For as long as my children have lived they’ve assumed that I have only one parent, a mom. I didn’t have a dad because I never talked about having a dad. I never talked about having a dad because, in my mind, I don’t have a dad. Or, I did have a dad, but he died in 2008, two years before my oldest was born.
So, since he wasn’t living when my first daughter was conceived and he wasn’t living when she was born, he had no meaning, beyond DNA, to their lives. So I didn’t talk about him…ever.
Beyond that “reason” (if you want to call that a “reason”) I had other reasons for not talking about my dad.
Not talking about my dad, beyond explanations about his death to any stranger who’d ask, was my way of overcoming grief over his death.
Amidst the pain of dealing with his unexpected death, I really wanted to move on. I didn’t want to think about him since thinking about him made me think of him all the time. And that made me cry and regret all the times I didn’t cry for him when he was alive.
I didn’t want to talk about him since talking about him beyond a year of his death seemed strange. It felt strange and I felt awkward. So I wanted to create distance between the experience of grieving and my “normal life” to just carry on in my “normal life” which didn’t include him.
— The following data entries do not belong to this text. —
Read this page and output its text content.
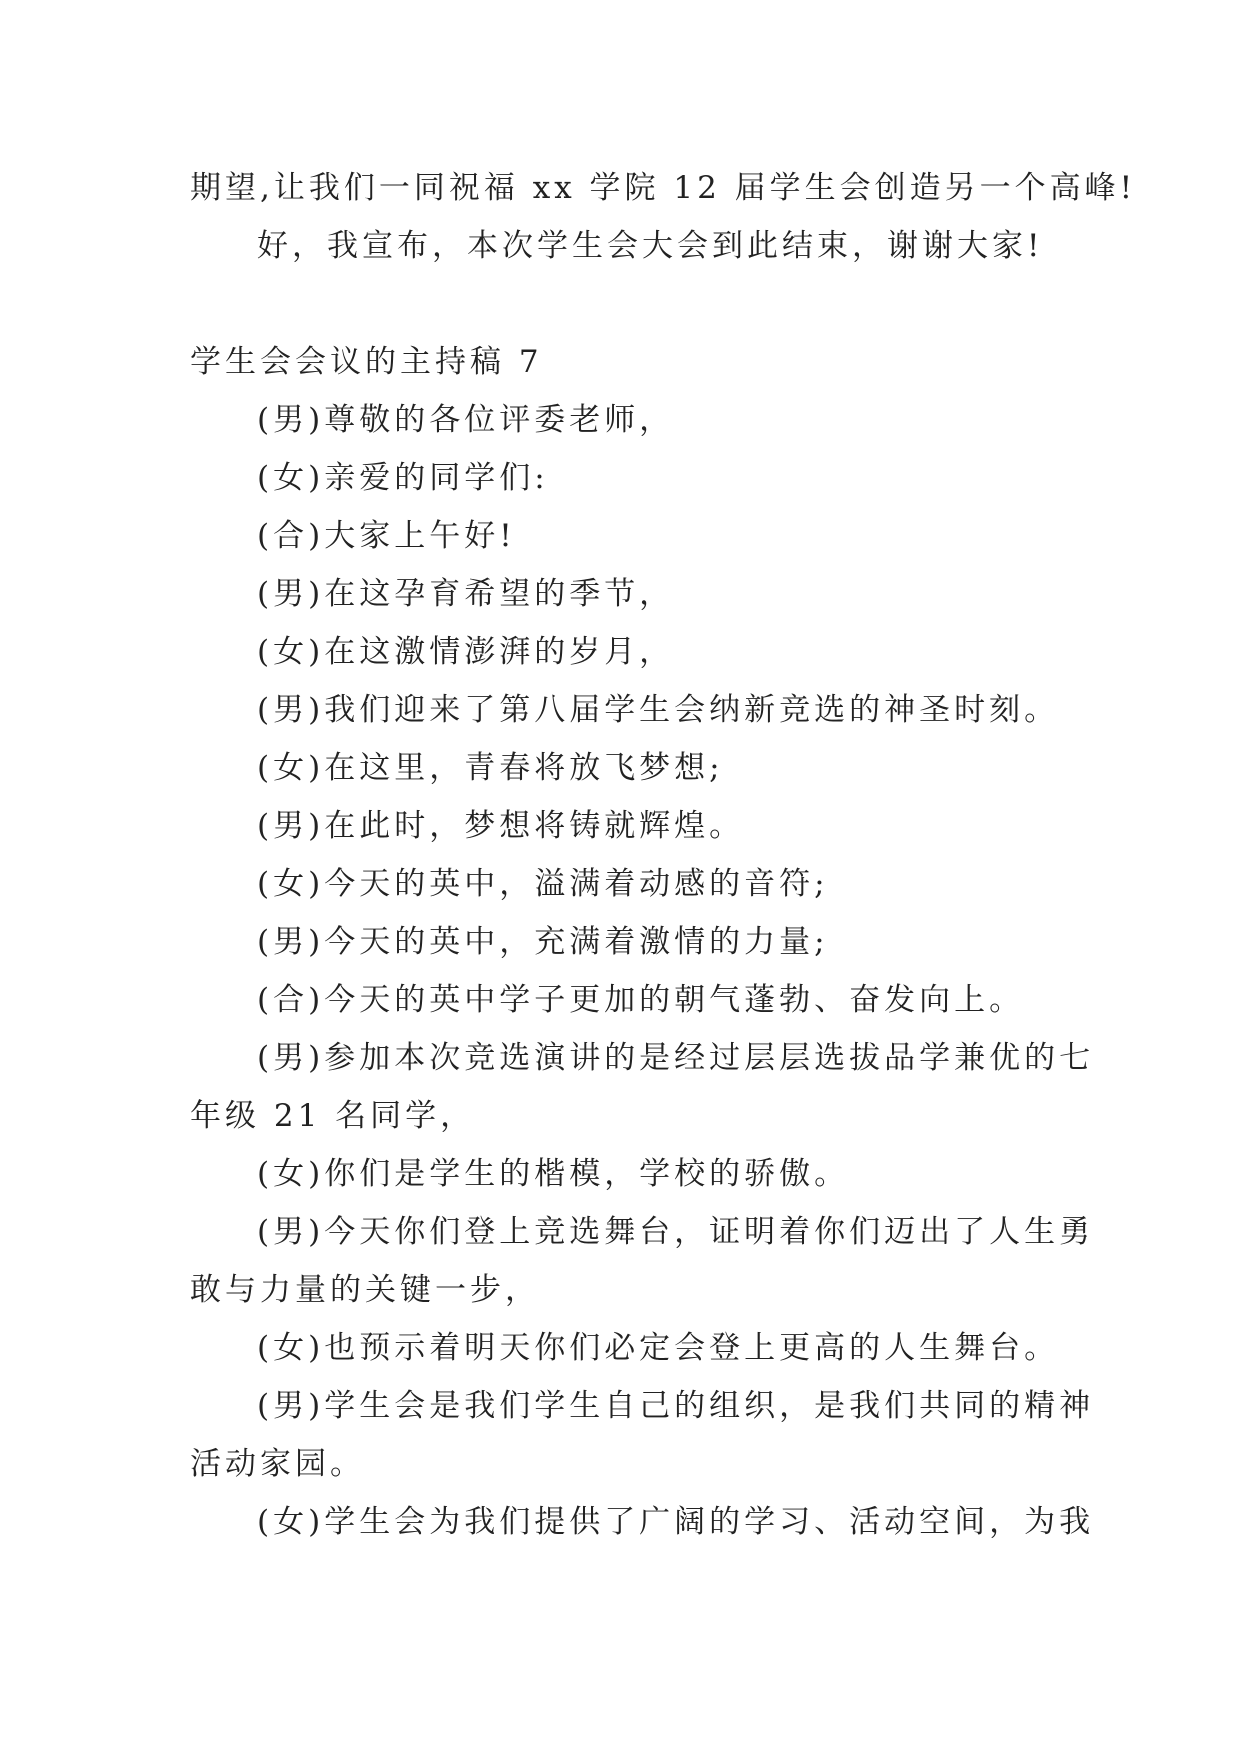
期望,让我们一同祝福 xx 学院 12 届学生会创造另一个高峰!
好，我宣布，本次学生会大会到此结束，谢谢大家!
学生会会议的主持稿 7
(男)尊敬的各位评委老师，
(女)亲爱的同学们:
(合)大家上午好!
(男)在这孕育希望的季节，
(女)在这激情澎湃的岁月，
(男)我们迎来了第八届学生会纳新竞选的神圣时刻。
(女)在这里，青春将放飞梦想;
(男)在此时，梦想将铸就辉煌。
(女)今天的英中，溢满着动感的音符;
(男)今天的英中，充满着激情的力量;
(合)今天的英中学子更加的朝气蓬勃、奋发向上。
(男)参加本次竞选演讲的是经过层层选拔品学兼优的七
年级 21 名同学，
(女)你们是学生的楷模，学校的骄傲。
(男)今天你们登上竞选舞台，证明着你们迈出了人生勇
敢与力量的关键一步，
(女)也预示着明天你们必定会登上更高的人生舞台。
(男)学生会是我们学生自己的组织，是我们共同的精神
活动家园。
(女)学生会为我们提供了广阔的学习、活动空间，为我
I needed to move on. So, I have no dad. My children had a grandpa, but he died. He’s dead. Move on. This was my narrative of adulthood fatherlessness.
I saw no problem with this line of thinking until my children became old enough, around two or so, to begin talking unashamedly about death and dead things. They talked about the dead crab on our sidewalk, about the chickens on their plate who once lived but are now dead. My children understand death. Though, since death has always been for them distant and unfamiliar it’s not had the kind of emotional layer that I always imagined it would have should I ever tell them about their grandpda, the man who lived but then died.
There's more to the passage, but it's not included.